It lurked on the bottom of the menu at Ya Halla Restaurant and Grill in Denver, the only item on the menu I had never tasted. So I went for it.

The soup’s ($3.49) chickpeas were soft; the broth, lemon bright and olive unctuous, punched with garlic and gently charged with notes of cumin.

I began slurping the balilla and didn’t stop until nothing but a sheen remained in the big bowl.

I would return to Ya Hala for the balilla alone, but fortunately the little slip of a place in a frayed Colorado Boulevard strip mall offers much more.

We ate there early one Sunday night, after a weekend in a tent with my two young daughters. The girls were starved, on the brink of meltdown due to barren bellies. We needed service – quick. Didn’t happen.

Eventually someone came to the table. We got water, a bowl of complimentary pita bread, and a plate of hummus, which held a shallow pool of olive oil and was sprinkled with brown sumac powder. We dove in. With blood sugars all back in place (and tastebuds ecstatic) we could concentrate on the meal.

First came the drinks, a non-alcoholic strawberry cocktail ($2.49) and mango juice ($2.49). The frigid concoctions came in tall glasses and were downed with abandon.

My wife ordered the vegetarian combination ($9.49), which came with samples of just about everything on the appetizer portion of the menu.

The baba ghanouj – a mash of eggplant, tahini (sesame seed paste), garlic, lemon juice and other ingredients – stood out. It was smoky and strong, and in the top tier of the hundreds of variations on this Mideastern classic that we’ve tasted.

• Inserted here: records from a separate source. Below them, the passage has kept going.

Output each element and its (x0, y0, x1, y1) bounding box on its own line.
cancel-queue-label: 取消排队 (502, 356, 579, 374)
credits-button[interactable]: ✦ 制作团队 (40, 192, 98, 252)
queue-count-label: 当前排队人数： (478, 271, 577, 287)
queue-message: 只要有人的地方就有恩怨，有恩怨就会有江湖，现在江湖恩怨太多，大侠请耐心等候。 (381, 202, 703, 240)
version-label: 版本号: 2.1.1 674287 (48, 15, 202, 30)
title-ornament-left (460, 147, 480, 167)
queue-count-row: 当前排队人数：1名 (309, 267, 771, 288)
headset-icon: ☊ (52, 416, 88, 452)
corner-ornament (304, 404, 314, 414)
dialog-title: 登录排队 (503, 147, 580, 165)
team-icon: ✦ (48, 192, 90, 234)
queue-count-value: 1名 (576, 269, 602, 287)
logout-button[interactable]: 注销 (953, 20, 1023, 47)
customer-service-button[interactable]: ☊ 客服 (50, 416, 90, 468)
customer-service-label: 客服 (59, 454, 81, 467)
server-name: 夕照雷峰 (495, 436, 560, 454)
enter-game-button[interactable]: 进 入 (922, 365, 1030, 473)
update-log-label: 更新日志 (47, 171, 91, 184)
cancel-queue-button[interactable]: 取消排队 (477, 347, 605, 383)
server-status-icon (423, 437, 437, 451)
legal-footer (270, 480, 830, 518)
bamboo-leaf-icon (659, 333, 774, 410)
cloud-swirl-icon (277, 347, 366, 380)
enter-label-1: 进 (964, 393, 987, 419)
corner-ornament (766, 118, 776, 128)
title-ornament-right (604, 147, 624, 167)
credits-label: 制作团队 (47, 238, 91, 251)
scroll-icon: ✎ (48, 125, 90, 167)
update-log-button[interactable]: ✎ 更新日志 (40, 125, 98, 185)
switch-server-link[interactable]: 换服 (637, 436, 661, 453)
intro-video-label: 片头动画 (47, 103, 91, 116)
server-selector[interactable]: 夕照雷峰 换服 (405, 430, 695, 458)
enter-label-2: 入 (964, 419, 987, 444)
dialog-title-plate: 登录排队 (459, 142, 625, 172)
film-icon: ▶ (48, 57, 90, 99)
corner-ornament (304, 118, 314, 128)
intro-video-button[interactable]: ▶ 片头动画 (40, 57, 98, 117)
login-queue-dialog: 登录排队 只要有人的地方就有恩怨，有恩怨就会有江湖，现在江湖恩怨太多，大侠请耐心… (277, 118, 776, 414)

The garlic dip also wowed. A blend of mashed potatoes, garlic and lemon juice, it was full of kick. If you need a quick palate-refresher, try Ya Hala’s garlic dip.

I’m a full-blown carnivore, so I chose the mixed grill ($12.49), a skewered chicken kabob, skewered shish kabob, and skewered kafta kabob.

The chicken kabob was tender and bursting with a charred-lemon flavor. Delicious.

Attempting to chew the meat portion of my shish kabob (beef fillet with onions and green pepper) exhausted my jaws. I won’t order it again.

The kafta kabob? Worthwhile and interesting. It’s ground lamb mixed with onion, parsley and spices, formed into something approximating a sausage, and grilled. I would have liked it a touch moister, but I appreciated the full-on lamb flavor.

For dessert, we scarfed down a large, flaky and very chewy slice of baklava ($1.49). I’m a big fan of baklava, and picky. This one was good.

Staff Writer Douglas Brown can be reached at 303-820-1395 or djbrown@denverpost.com.


Ya Hala Restaurant and Grill

Middle Eastern|2100 S. Colorado Blvd., 80222 303-758-9376|$3.49-$12.49|11 a.m. to 4 a.m., Thursday through Saturday; 11 a.m. to 10 p.m., Sunday through Wednesday; Visa, MC; off-and on-street parking.

Front burner: Flavor-forward food in a charming space.

Back burner: Service, while pleasant enough, isn’t especially attentive.